Die sich auf derselben Wellenlinie wie die Regierungen befindlichen Fernsehsender zusammen mit dem ganzen Rest der konservativen Presse porträtieren sich als Antifaschisten. Die Abkömmlinge der mavragorites [der Schwarzhändler während der Nazibesatzung in Griechenland] in ihrer Ministerkostümierung verurteilen heuchlerisch die faschistischen Messerstechereien als Teilnehmer eines Spiels, das „Kampf gegen Faschismus“ betitelt wird. Gutbezahlte Journalisten skandieren Arm in Arm mit Politikern „Nein zu Faschismus“. Es ist tragikomisch, dass diese untergeordneten Papageien es wagen, von Antifaschismus zu sprechen, dieselben, die durch jahrzehntelange systematische Propaganda gegen „ausländische Kriminelle“ die Goldene Morgendämmerung gefördert und den Nationalstolz angestachelt haben, nachdem die nationale Fußballmannschaft ein paar Treffer gelandet hatte. Das Fernsehen, das es leicht hat, seine Zuschauer zu verdummen, hat seinen Teil dazu beigetragen, dass das Stimmvolk sich im Glauben wiegt, von den Eiern Platos abzustammen und aufgrund seiner Weißhäutigkeit vom Schicksal zu Großem bestimmt zu sein.

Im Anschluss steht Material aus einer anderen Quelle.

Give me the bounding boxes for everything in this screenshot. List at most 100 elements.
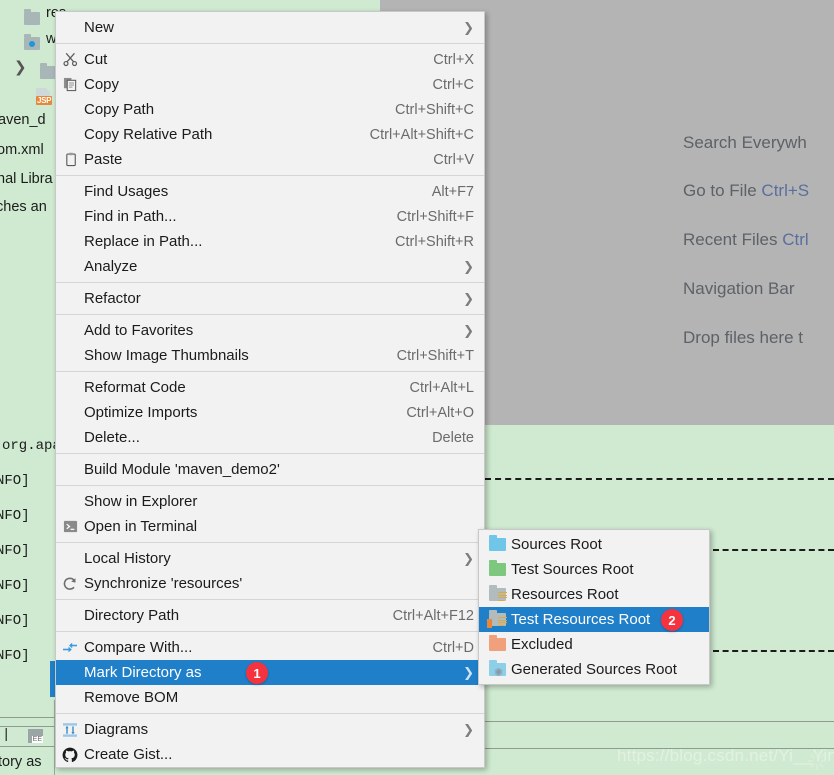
menu-item-delete[interactable]: Delete... Delete [56,425,484,450]
resource-lines-icon [498,617,507,627]
menu-item-icon-slot [56,179,84,204]
menu-item-label: Add to Favorites [84,322,194,339]
menu-separator [56,453,484,454]
menu-item-diagrams[interactable]: Diagrams ❯ [56,717,484,742]
chevron-right-icon[interactable]: ❯ [14,58,27,76]
github-icon [56,742,84,767]
tree-item-external-libraries[interactable]: nal Libra [0,171,53,187]
menu-item-label: Delete... [84,429,140,446]
menu-item-label: Replace in Path... [84,233,203,250]
menu-item-copy-path[interactable]: Copy Path Ctrl+Shift+C [56,97,484,122]
menu-item-replace-in-path[interactable]: Replace in Path... Ctrl+Shift+R [56,229,484,254]
menu-item-shortcut: Ctrl+X [433,51,474,68]
submenu-item-label: Test Resources Root [511,611,651,628]
menu-item-show-image-thumbnails[interactable]: Show Image Thumbnails Ctrl+Shift+T [56,343,484,368]
submenu-item-test-resources-root[interactable]: Test Resources Root 2 [479,607,709,632]
refresh-icon [63,577,76,590]
chevron-right-icon: ❯ [463,665,474,680]
menu-item-copy-relative-path[interactable]: Copy Relative Path Ctrl+Alt+Shift+C [56,122,484,147]
folder-blue-gear-icon: ✺ [485,657,511,682]
menu-item-local-history[interactable]: Local History ❯ [56,546,484,571]
clipboard-icon [56,147,84,172]
folder-icon-child [40,63,56,79]
submenu-item-excluded[interactable]: Excluded [479,632,709,657]
menu-item-remove-bom[interactable]: Remove BOM [56,685,484,710]
menu-item-label: Refactor [84,290,141,307]
hint-shortcut: Ctrl+S [761,181,810,200]
tree-item-maven-demo[interactable]: aven_d [0,112,46,128]
menu-item-label: Reformat Code [84,379,186,396]
console-line-2: NFO] [0,508,30,524]
menu-item-label: Copy Relative Path [84,126,213,143]
menu-item-label: Analyze [84,258,138,275]
menu-item-label: Find in Path... [84,208,177,225]
menu-item-copy[interactable]: Copy Ctrl+C [56,72,484,97]
menu-item-build-module-maven-demo2[interactable]: Build Module 'maven_demo2' [56,457,484,482]
hint-search-everywhere: Search Everywh [683,133,807,153]
tree-item-pom-xml[interactable]: om.xml [0,142,44,158]
hint-text: Navigation Bar [683,279,795,298]
hint-text: Search Everywh [683,133,807,152]
menu-item-icon-slot [56,546,84,571]
submenu-item-label: Sources Root [511,536,602,553]
tree-item-scratches[interactable]: ches an [0,199,47,215]
hint-recent-files: Recent Files Ctrl [683,230,809,250]
menu-item-analyze[interactable]: Analyze ❯ [56,254,484,279]
menu-item-optimize-imports[interactable]: Optimize Imports Ctrl+Alt+O [56,400,484,425]
menu-item-paste[interactable]: Paste Ctrl+V [56,147,484,172]
chevron-right-icon: ❯ [463,551,474,566]
context-menu[interactable]: New ❯ Cut Ctrl+X Copy Ctrl+C Copy Path Ctrl+Shi… [55,11,485,768]
menu-item-icon-slot [56,97,84,122]
refresh-icon [56,571,84,596]
console-line-6: NFO] [0,648,30,664]
menu-item-cut[interactable]: Cut Ctrl+X [56,47,484,72]
jsp-badge: JSP [36,96,53,105]
menu-item-icon-slot [56,15,84,40]
menu-item-icon-slot [56,254,84,279]
status-bar-label: tory as [0,754,42,770]
menu-item-open-in-terminal[interactable]: Open in Terminal [56,514,484,539]
menu-item-label: Build Module 'maven_demo2' [84,461,280,478]
hint-text: Go to File [683,181,762,200]
menu-item-new[interactable]: New ❯ [56,15,484,40]
submenu-item-sources-root[interactable]: Sources Root [479,532,709,557]
menu-item-label: Show in Explorer [84,493,198,510]
menu-item-mark-directory-as[interactable]: Mark Directory as 1 ❯ [56,660,484,685]
menu-item-label: Cut [84,51,108,68]
mark-directory-as-submenu[interactable]: Sources Root Test Sources Root Resources R… [478,529,710,685]
menu-item-create-gist[interactable]: Create Gist... [56,742,484,767]
submenu-item-resources-root[interactable]: Resources Root [479,582,709,607]
menu-item-synchronize-resources[interactable]: Synchronize 'resources' [56,571,484,596]
menu-separator [56,542,484,543]
console-line-4: NFO] [0,578,30,594]
menu-item-compare-with[interactable]: Compare With... Ctrl+D [56,635,484,660]
menu-item-icon-slot [56,343,84,368]
test-marker-orange-icon [487,619,492,628]
hint-shortcut: Ctrl [782,230,809,249]
menu-item-find-in-path[interactable]: Find in Path... Ctrl+Shift+F [56,204,484,229]
menu-item-directory-path[interactable]: Directory Path Ctrl+Alt+F12 [56,603,484,628]
menu-item-label: Find Usages [84,183,169,200]
menu-item-show-in-explorer[interactable]: Show in Explorer [56,489,484,514]
terminal-icon [56,514,84,539]
folder-green-icon [485,557,511,582]
submenu-item-test-sources-root[interactable]: Test Sources Root [479,557,709,582]
menu-item-icon-slot [56,660,84,685]
guide-dash-3 [713,650,834,652]
menu-item-find-usages[interactable]: Find Usages Alt+F7 [56,179,484,204]
menu-item-icon-slot [56,229,84,254]
folder-gray-green-lines-icon [485,607,511,632]
menu-item-label: Compare With... [84,639,193,656]
console-line-3: NFO] [0,543,30,559]
scissors-icon [63,52,78,67]
menu-item-icon-slot [56,603,84,628]
menu-item-icon-slot [56,204,84,229]
menu-item-shortcut: Ctrl+Shift+C [395,101,474,118]
menu-item-add-to-favorites[interactable]: Add to Favorites ❯ [56,318,484,343]
menu-item-refactor[interactable]: Refactor ❯ [56,286,484,311]
step-badge-1: 1 [246,662,268,684]
submenu-item-generated-sources-root[interactable]: ✺ Generated Sources Root [479,657,709,682]
menu-item-reformat-code[interactable]: Reformat Code Ctrl+Alt+L [56,375,484,400]
diagram-icon [63,723,77,737]
guide-dash-2 [713,549,834,551]
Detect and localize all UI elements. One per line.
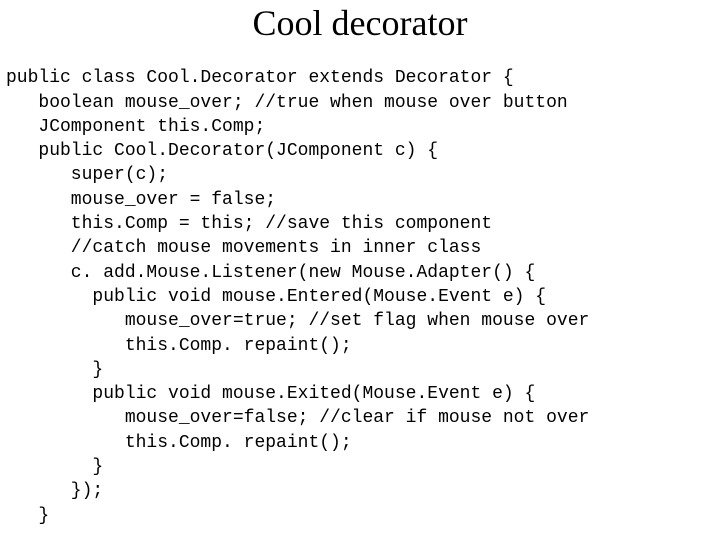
slide: Cool decorator public class Cool.Decorat…: [0, 0, 720, 540]
code-line: this.Comp. repaint();: [6, 433, 352, 453]
code-line: public void mouse.Exited(Mouse.Event e) …: [6, 384, 535, 404]
code-line: public Cool.Decorator(JComponent c) {: [6, 141, 438, 161]
code-line: mouse_over=true; //set flag when mouse o…: [6, 311, 589, 331]
code-line: mouse_over = false;: [6, 190, 276, 210]
code-line: c. add.Mouse.Listener(new Mouse.Adapter(…: [6, 263, 535, 283]
code-line: public class Cool.Decorator extends Deco…: [6, 68, 514, 88]
code-line: super(c);: [6, 165, 168, 185]
code-line: //catch mouse movements in inner class: [6, 238, 481, 258]
code-line: mouse_over=false; //clear if mouse not o…: [6, 408, 589, 428]
code-line: }: [6, 360, 103, 380]
slide-title: Cool decorator: [0, 0, 720, 44]
code-line: JComponent this.Comp;: [6, 117, 265, 137]
code-line: this.Comp = this; //save this component: [6, 214, 492, 234]
code-block: public class Cool.Decorator extends Deco…: [0, 42, 720, 552]
code-line: }: [6, 457, 103, 477]
code-line: public void mouse.Entered(Mouse.Event e)…: [6, 287, 546, 307]
code-line: boolean mouse_over; //true when mouse ov…: [6, 93, 568, 113]
code-line: });: [6, 481, 103, 501]
code-line: }: [6, 506, 49, 526]
code-line: this.Comp. repaint();: [6, 336, 352, 356]
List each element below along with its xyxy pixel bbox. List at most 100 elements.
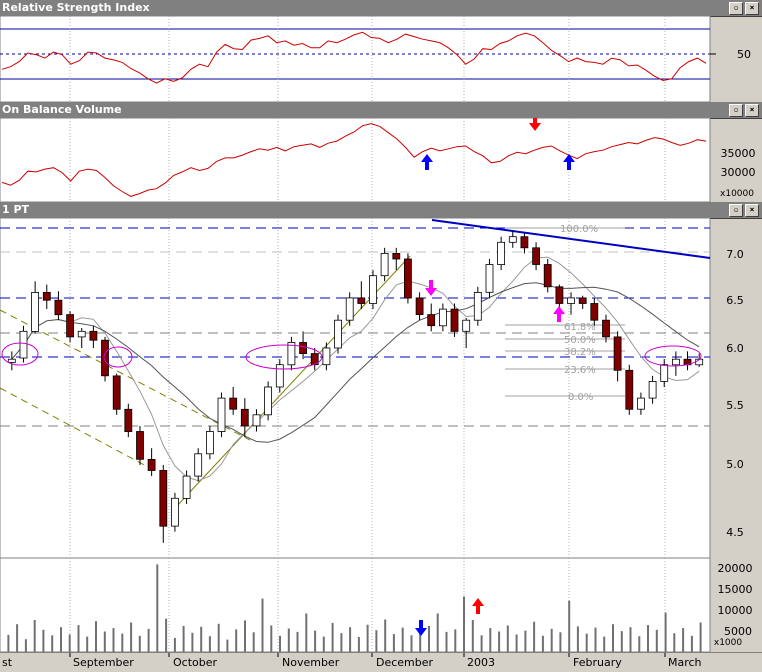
candle-down (555, 286, 564, 304)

So wurde ein Klima der Toleranz von Aggressionen und Folter an Menschen erzeugt, in den Straßen wie auf Polizeirevieren, bis hin zur Toleranz von Morden, wie der tödliche Messerangriff auf Shehzad Luqman am 17. Januar 2013 in Petralona durch die Faschisten Christos Stergiopoulos und Dionisis Liakopoulos. Der Fahrkartenkontrolleur, der den 19jährigen Thanassis Kanaoutis am 13. August 2013 in Peristeri bei einer Busfahrkartenkontrolle ermordete, ist der typische Kannibale, der durch Arbeitsdschungel, soziale Unsicherheit und Wirbelsturm im Gehirn erschaffen wird. Der Tropfen, der das Fass zum Überlaufen brachte, war der Mord an Pavlos Fyssas am 18. September 2013 in Amfiali durch das Mitglied der Goldenen Morgendämmerung Giorgos Roupakias. Durch ihn wurde die Kettenreaktion in Gang gesetzt, welche die Regierung versucht, zu ihrem Vorteil zu drehen. Das Kapital gebärt den Faschismus, der Staat zieht ihn auf, und die kritische Masse der Wähler, die Idioten, aber nichtsdestoweniger verantwortlich sind, liefert die Grundlage und den Brennstoff. Die Logik, nach der die Verantwortung an Politiker oder Gewerkschafter abgegeben wird, auf der einen Seite und die Gehirnwäsche durch Massendomestizierungsmedien auf der anderen Seite haben zu der gegenwärtigen Faschisierung eines beträchtlichen Teils der Gesellschaft geführt. Individuen, die in Angst leben, da sie den Aufstieg in höhere Gesellschaftsschichten nicht geschafft haben, obwohl sie über Leichen gegangen sind, und auf die Rettung durch einen Messias-Führer hoffen, sind die idealen Unterstützer einer faschistischen Partei.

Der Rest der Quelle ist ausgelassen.